O mundo estava em luta, ganhava consistência o movimento anti-colonização e terceiro mundista unido pela libertação dos povos. Cuba, Argélia, Vietnã, Moçambique, Angola. A Organização Latino-Americana de Solidariedade (OLAS) representou a guinada armada na América Latina.
Nas cartas cifradas trocadas por militantes, Cuba era definida como a “irmã” e Argel como a “prima”. “Fui me encontrar com minha irmã, que passa muito bem”. O dinheiro para a revolução chegava sob a forma de “obras completas”.
Sempre me perguntei o que levou cada um(a) dos meus entrevistados(as) a aderir à guerrilha. As motivações eram variadas, mas todos fizeram uma entrega para lá de generosa. Viver a guerrilha era ter, como Ilda da Silva Gomes, uma vida provisória e uma casa “feita de caixotes”, onde o melhor item da moradia era, como ela me disse, sua cama.
Era viver sem tempo e em aparelhos franciscanos. Era comer o macarrão com sardinha todos os dias.
Militantes não são intrinsecamente assassinos. A história de Márcio é produto de uma situação de cerco e isolamento, desespero, angústia e de sentimentos que nem sempre passam pela racionalidade. Ou passam, e isso é importante que se diga: passam pela racionalidade da luta. Não tecerei comentários a favor ou contra Márcio.
Carlos Eugênio jamais se referiu a ele como traidor. Há pelo menos duas versões a respeito de seu justiçamento, entre as quais, a de que sua morte fora encomendada em 1968 por Marquito (Marco Antônio Bráz de Carvalho), três anos antes. Não sei quão irreverente era Márcio, mas talvez sua maneira de agir tenha rompido o pacto militante da confiança, da responsabilidade em meio a uma luta desigual.
Luta feroz contra uma ditadura feroz, com cara de legalidade, financiada por empresas e com a ajuda do Departamento de Estado norte-americano, que elaborava relatórios mensais de “análise psicossocial” da luta em curso na América Latina.
A ditadura brasileira contou com instrutores argelinos, militares formados na Escola do Panamá, coronéis salazaristas trazidos ao Brasil pelo então deputado Flávio Marcílio. Tratava-se, neste caso, do coronel Hermes Araújo de Oliveira, do Exército português e um dos maiores especialistas em guerra subversiva, convidado para a realização de algumas conferências no estado do Ceará, São Paulo e Rio de Janeiro. (AEL-BNM. Anexo 176, Doc. 04, p. 306, Tribuna do Ceará, 14/08/72).

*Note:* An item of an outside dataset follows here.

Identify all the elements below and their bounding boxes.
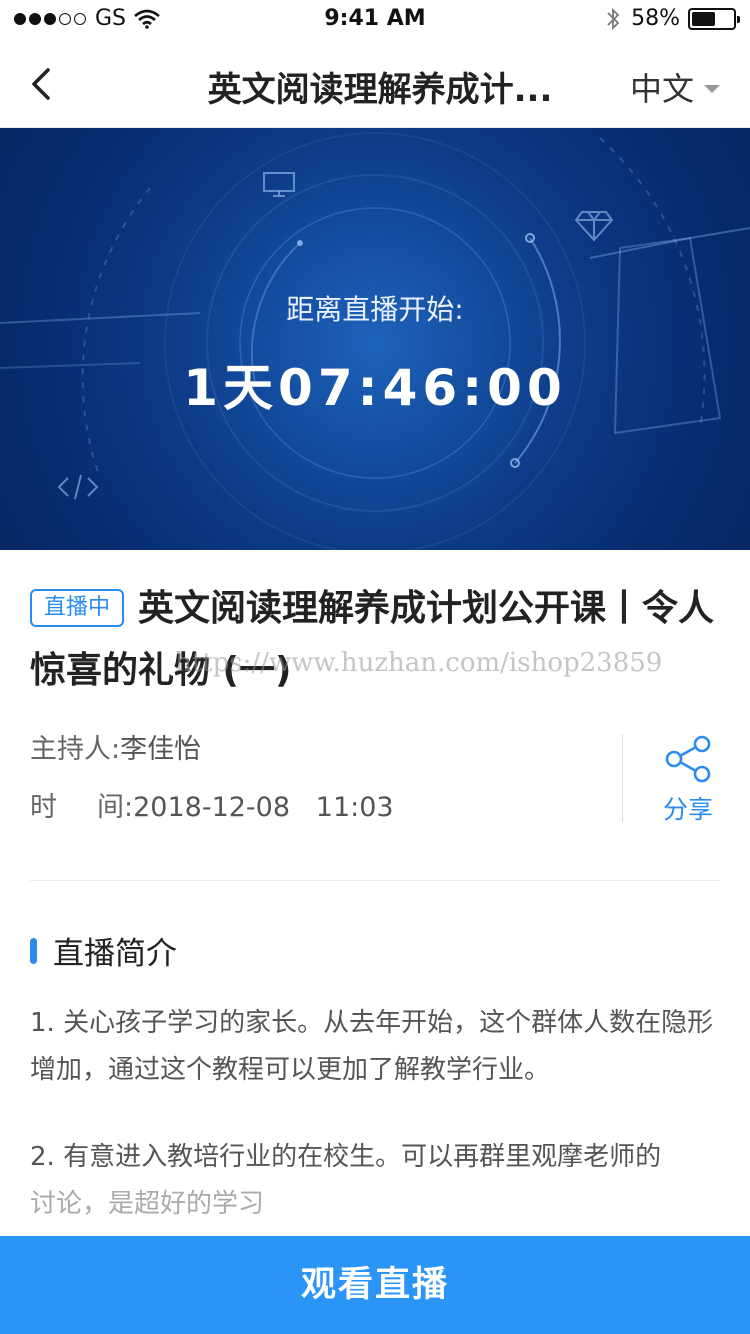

O Brasil consta como tendo participado da Operação Condor I e da Operação Condor II, quando foram enviados à Argentina, como “observadores”, um coronel e um major encarregados de reprimir a guerrilha do Araguaia. A Comissão Nacional da Verdade (CNV) não conseguiu concluir se o Brasil participou da Operação Condor III, que tinha mortes agendadas.
Seus agentes podem não ter matado, mas deixaram matar e sequestrar chilenos, argentinos e uruguaios em solo brasileiro. Revelando até então o que não se sabia, o jornalista Eduardo Reina, em pesquisa da maior importância, tratou dos casos de sequestro e desaparecimento de 19 crianças e adolescentes ocorridos durante a ditadura, identificando 11 casos ligados à Guerrilha do Araguaia.
Em 2013, quando realizava pesquisa na França, estive presente num debate sobre Exílios no Feminino na presença de Tzvetan Todorov. Já havia lido Em face do Extremo há alguns anos, e me recordava de um argumento central de seu livro, a saber, o de que não havia ação humana destituída de uma escolha moral. (Todorov, Tzvetan. Em face do extremo; tradução de Egon de Oliveira Rangel e Enid Dobránszky; Campinas, SP: Papirus, 1995).
Analisando os campos de concentração, Todorov defendia que esses centros de extermínio não representavam o retorno a um estado de barbárie, eram antes um espelho de atitudes presentes na própria sociedade. Pareciam importar pouco na análise de Todorov os atos de sobrevivência e em que contexto eles se deram. Como o autor se perguntava, poderia ser julgado aquele que no campo furtava alimentos?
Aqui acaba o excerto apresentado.